Не мучь ты сердце воровское
Своими разговорами…
Он бросил гитару и поднялся. Прошёл рядом с Фоминым, лёг на нары и отвернулся.
Ушёл и Фомин. Только в дежурной комнате он обнаружил пропажу часов из маленького кармана брюк… Глубокой ночью он пошёл с очередным обходом по лагерю.
Было тихо. В бараках еле мерцал свет засиженных мухами лампочек. Где-то в городе прогрохотал запоздалый трамвай, скоро затихли и его скребущие звуки. По небу ползли рваные тучи. Луна то пряталась в их лохмотьях, то снова разбрасывала между тенями бараков полосы холодного света.
Недостроенный склад топлива за баней устрашающе чернел. Сергей зашёл в прачечное [шн] отделение. Степенный банщик Вагин готовил постельное бельё, раскладывая его стопками для каждого барака.
Фомин сел к окну. Выглянула луна, и полоса света легла на внутреннюю часть склада. К своему удивлению, он увидел там силуэты людей.
— Что там может быть? Удивительно! — сказал он. Вагин неожиданно встал у дверей.
— Не ходите туда, гражданин начальник! Выслушайте, я давно в лагере и многое знаю. Там рассчитываются воры. Один из них проигрался, срок оплаты долга истёк, должник не заплатил. По воровским законам за это избивают, но не уродуют и не убивают. Всё это делается в присутствии воров и их верхушки. За этим следит вся шпана. Ходить туда не нужно: разбегутся и виноватого не найдётся. Парня всё равно изобьют.

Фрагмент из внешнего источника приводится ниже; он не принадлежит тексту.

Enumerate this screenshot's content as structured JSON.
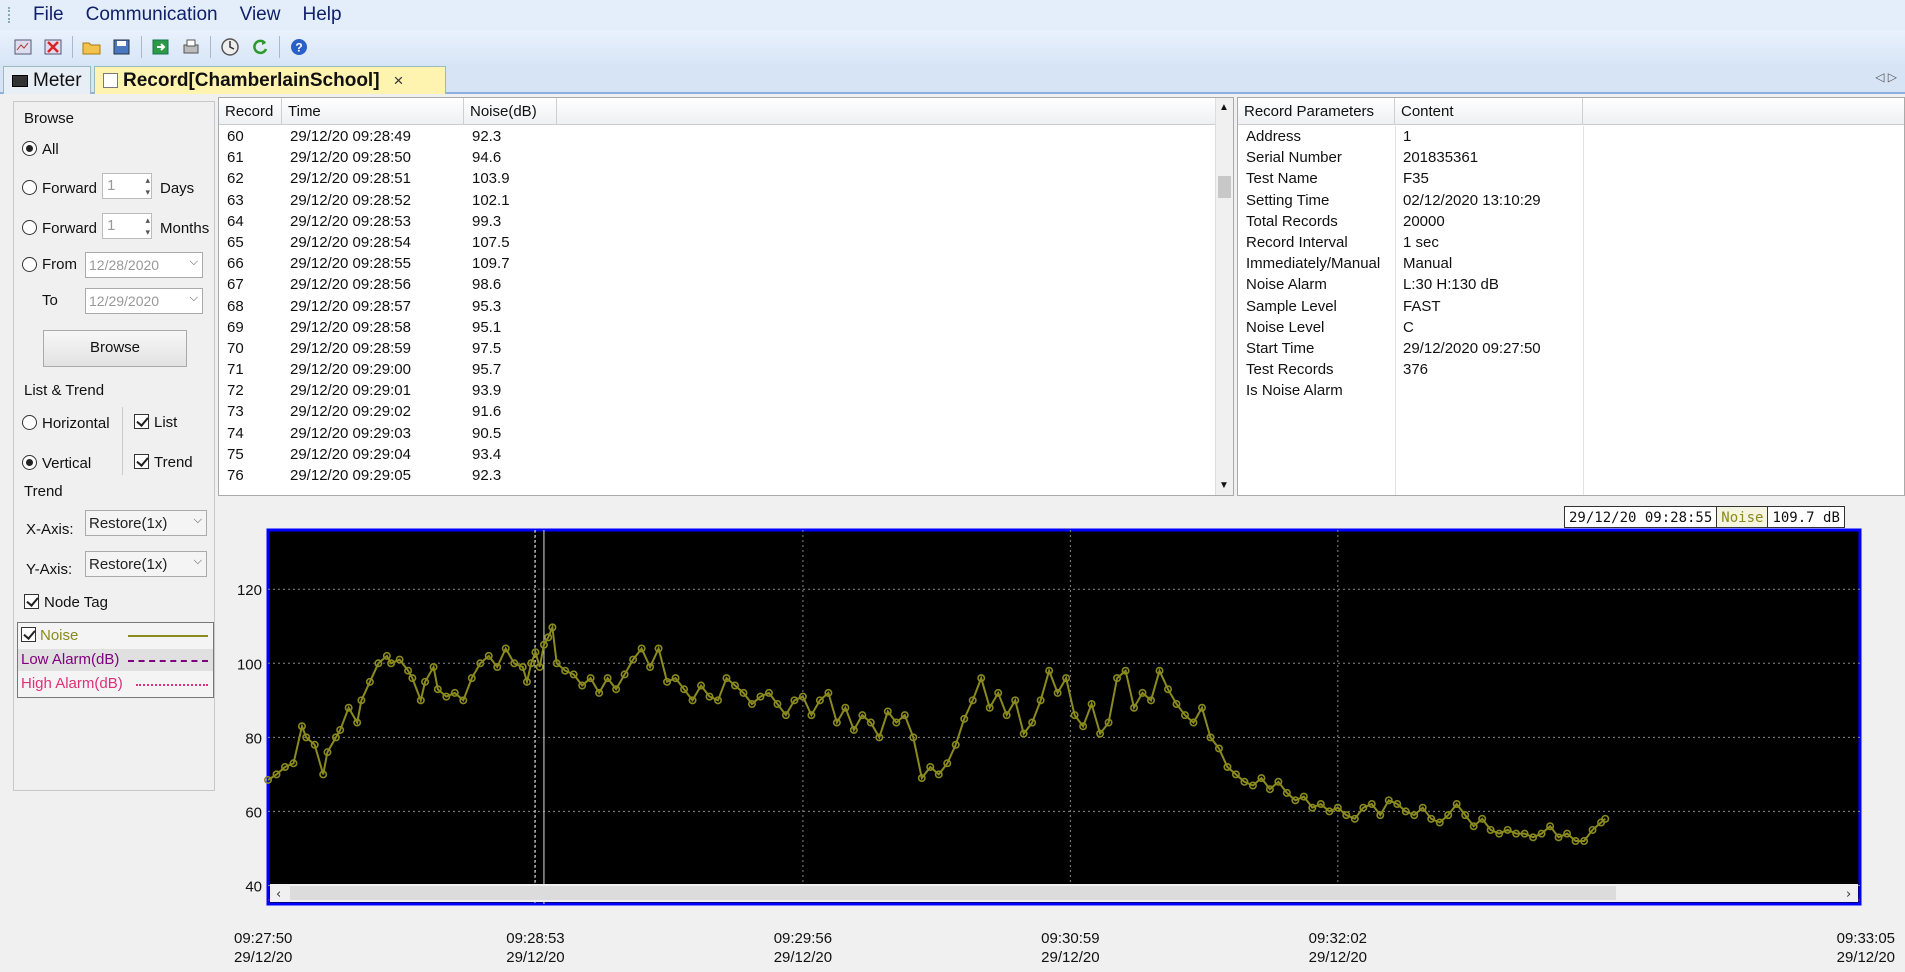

Но Сергей не мог сидеть спокойно. Открыв неслышно дверь, он тихо добежал до первой палатки и оттуда не спеша направился к бане.
Первыми встретились Копчёный и Лёнчик. Остальные, крадучись, разбегались по баракам.
— Почему не спите? После вечерней поверки ходить по лагерю не разрешается.
— Извините, пожалуйста, да тут такое дело, — заговорил Копчёный, — Проснулись, а закурить нету. Петров и говорит: «У меня есть припрятанная пачка в сарайчике, я сейчас». Оделся и в склад… Ждём, нет. Пришлось вставать и идти. А он, дурак, полез наверх, сорвался, зашиб грудь и лежит…
— Ну и что, серьёзно?
— Пустяк. Заживёт как на собаке. Вон идёт уже сам, с ребятами, — показал он рукой и пошёл к своему бараку.
Два парня старались незаметно поддерживать Петрова под локти.
— Что случилось, Петров? — спросил его тревожно Фомин.
— Сорвался, гражданин начальник, и упал на бревно. Но уже ничего, — И он попытался улыбнуться.
Утром оперуполномоченный пытался разобраться в ночном происшествии, но всё сводилось к одному — сорвался с крыши.
Петров в медпункт не обратился, выходил с бригадой, но не работал. Когда десятник сделал замечание, бригада в один голос заявила:
— Ваше дело принять объёмы и качество, а как организовать работу, это уже дело наше.